La Vanité est un genre pictural qui a atteint son acmé au 17e siècle en Hollande et dans les Flandres. Crânes, chandelles qui se consument, papillons, fruits périssables sont des symboles de la brièveté de la vie et du temps qui passe. Vanité des vanités, tout est vanité. Et souviens-toi que tu mourras. Avec Vanitas XL, Op de Beeck s’inscrit parfaitement dans la lignée de ses anciens. 


Hans Op de Beeck, "Vanitas XL", 2021.

 Jan Davidszoon de Heem, "Nature morte au pichet", 17e siècle.

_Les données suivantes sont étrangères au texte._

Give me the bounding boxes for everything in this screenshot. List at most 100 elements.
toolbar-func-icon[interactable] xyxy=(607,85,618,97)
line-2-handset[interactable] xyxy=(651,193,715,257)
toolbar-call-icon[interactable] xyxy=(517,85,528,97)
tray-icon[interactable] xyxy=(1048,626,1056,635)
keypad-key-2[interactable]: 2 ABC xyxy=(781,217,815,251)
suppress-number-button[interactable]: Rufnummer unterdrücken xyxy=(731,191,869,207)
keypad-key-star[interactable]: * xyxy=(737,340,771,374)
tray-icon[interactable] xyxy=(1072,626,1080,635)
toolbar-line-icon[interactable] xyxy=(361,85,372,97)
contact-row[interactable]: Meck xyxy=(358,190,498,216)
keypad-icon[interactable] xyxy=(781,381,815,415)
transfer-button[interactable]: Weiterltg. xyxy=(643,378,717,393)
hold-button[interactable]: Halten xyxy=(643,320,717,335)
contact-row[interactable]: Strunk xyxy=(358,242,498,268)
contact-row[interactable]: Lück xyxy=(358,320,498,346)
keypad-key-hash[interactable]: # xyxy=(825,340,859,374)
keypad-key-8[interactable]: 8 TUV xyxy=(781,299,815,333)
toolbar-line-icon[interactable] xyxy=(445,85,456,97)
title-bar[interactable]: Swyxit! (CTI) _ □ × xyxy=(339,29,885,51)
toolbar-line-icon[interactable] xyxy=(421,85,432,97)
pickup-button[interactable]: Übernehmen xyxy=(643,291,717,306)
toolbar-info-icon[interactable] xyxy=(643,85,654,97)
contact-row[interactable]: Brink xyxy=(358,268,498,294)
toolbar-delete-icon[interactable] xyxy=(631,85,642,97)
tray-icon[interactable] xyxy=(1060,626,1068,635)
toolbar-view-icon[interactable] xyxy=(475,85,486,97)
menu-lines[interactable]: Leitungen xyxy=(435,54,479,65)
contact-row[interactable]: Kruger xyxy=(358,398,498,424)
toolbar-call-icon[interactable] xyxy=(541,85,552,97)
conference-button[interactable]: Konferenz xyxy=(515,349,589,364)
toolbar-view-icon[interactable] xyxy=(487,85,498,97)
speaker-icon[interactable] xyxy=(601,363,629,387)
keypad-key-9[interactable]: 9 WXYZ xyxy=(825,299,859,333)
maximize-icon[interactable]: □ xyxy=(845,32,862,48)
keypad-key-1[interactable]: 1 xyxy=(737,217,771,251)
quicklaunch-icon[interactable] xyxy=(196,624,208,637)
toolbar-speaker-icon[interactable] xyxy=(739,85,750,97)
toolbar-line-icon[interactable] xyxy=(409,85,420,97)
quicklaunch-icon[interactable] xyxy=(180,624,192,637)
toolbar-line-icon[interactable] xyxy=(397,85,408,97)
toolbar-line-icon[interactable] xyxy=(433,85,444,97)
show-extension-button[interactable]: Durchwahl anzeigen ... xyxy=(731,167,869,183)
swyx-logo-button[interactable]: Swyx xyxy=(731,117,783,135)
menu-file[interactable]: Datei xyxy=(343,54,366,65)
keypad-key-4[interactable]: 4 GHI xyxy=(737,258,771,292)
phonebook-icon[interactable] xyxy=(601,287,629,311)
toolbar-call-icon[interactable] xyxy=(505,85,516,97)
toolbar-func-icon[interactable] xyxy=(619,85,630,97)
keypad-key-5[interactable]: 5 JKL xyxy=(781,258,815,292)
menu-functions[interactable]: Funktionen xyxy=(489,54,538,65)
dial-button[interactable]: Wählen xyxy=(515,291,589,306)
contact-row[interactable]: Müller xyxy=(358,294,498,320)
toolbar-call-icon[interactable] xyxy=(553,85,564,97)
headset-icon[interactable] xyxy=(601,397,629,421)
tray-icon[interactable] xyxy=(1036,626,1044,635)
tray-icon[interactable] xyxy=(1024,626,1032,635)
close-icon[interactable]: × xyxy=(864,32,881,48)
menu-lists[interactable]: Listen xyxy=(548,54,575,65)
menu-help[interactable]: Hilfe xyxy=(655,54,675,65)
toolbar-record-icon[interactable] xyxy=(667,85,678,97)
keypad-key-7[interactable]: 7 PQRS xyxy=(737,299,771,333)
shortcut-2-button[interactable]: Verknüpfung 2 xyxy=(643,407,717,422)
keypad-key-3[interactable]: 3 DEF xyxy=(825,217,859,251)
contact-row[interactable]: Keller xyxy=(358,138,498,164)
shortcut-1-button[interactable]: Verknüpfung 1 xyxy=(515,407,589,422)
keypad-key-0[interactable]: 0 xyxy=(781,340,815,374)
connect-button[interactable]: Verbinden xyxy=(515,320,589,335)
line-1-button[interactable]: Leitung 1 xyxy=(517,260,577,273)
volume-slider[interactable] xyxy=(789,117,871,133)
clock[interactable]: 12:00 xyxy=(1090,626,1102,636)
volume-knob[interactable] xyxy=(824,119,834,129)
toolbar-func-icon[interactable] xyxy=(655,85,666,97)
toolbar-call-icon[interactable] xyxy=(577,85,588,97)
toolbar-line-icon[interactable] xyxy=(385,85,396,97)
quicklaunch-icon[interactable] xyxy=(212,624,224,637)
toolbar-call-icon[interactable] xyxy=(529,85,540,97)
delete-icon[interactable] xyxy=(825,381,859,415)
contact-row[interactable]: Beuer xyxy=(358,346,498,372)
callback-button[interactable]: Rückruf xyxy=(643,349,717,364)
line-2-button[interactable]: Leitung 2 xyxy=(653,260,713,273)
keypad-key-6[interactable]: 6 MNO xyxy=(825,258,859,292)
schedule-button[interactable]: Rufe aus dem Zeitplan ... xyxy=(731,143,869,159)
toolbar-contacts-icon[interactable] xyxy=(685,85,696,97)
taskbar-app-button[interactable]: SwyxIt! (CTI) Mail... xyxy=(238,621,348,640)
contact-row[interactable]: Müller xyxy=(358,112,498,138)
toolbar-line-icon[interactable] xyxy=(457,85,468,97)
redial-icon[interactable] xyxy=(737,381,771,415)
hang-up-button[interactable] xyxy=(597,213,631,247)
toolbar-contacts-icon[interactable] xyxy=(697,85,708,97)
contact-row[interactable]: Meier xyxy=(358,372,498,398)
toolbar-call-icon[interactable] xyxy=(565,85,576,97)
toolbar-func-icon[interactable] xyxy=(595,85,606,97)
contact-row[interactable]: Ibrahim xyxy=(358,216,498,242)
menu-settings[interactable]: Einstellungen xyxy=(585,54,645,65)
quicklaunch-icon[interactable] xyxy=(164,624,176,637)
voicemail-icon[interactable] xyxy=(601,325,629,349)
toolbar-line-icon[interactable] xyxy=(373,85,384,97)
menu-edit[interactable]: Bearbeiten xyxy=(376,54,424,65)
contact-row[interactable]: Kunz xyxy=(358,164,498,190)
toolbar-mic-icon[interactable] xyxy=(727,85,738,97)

Face à une immense peinture d’histoire représentant les Casselois dans le marais de Saint-Omer se rendant au duc de Bourgogne venu mater leur rébellion, Hans Op de Beeck a installé la sculpture grandeur nature d’un homme à cheval, impénétrable et errant. Un petit singe est assis sur son épaule et tient une ombrelle. Sur la selle de son cheval, le cavalier a rassemblé tout son trésor, des flacons, une trompette, un trousseau de clés, des boules de Noël, des objets qu’il garde précieusement et qui lui donnent « le sentiment de garder le contrôle ». The Horseman représente « le voyageur solitaire qui traverse les siècles ». C’est aussi, selon son auteur, la figure du migrant que l’on croise sur les routes « à la recherche d’une vie meilleure ». Comme tous les autres personnages imaginés par le Bruxelois, il est traité avec réalisme dans des nuances de gris, comme s’il était lapidifié. Le gris est bien la signature de cet artiste extraordinaire qui nous incite à réfléchir sur le monde, la condition humaine et la fugacité de la vie.


Bruno SOURDIN.




"The Horseman", 2020. A l'arrière plan, "Les Casselois dans le marais de Saint-Omer", 1887.




Exposition Hans Op de Beeck, « Silence et résonance », musée de Flandre, Cassel. Jusqu’au 3 septembre 2023.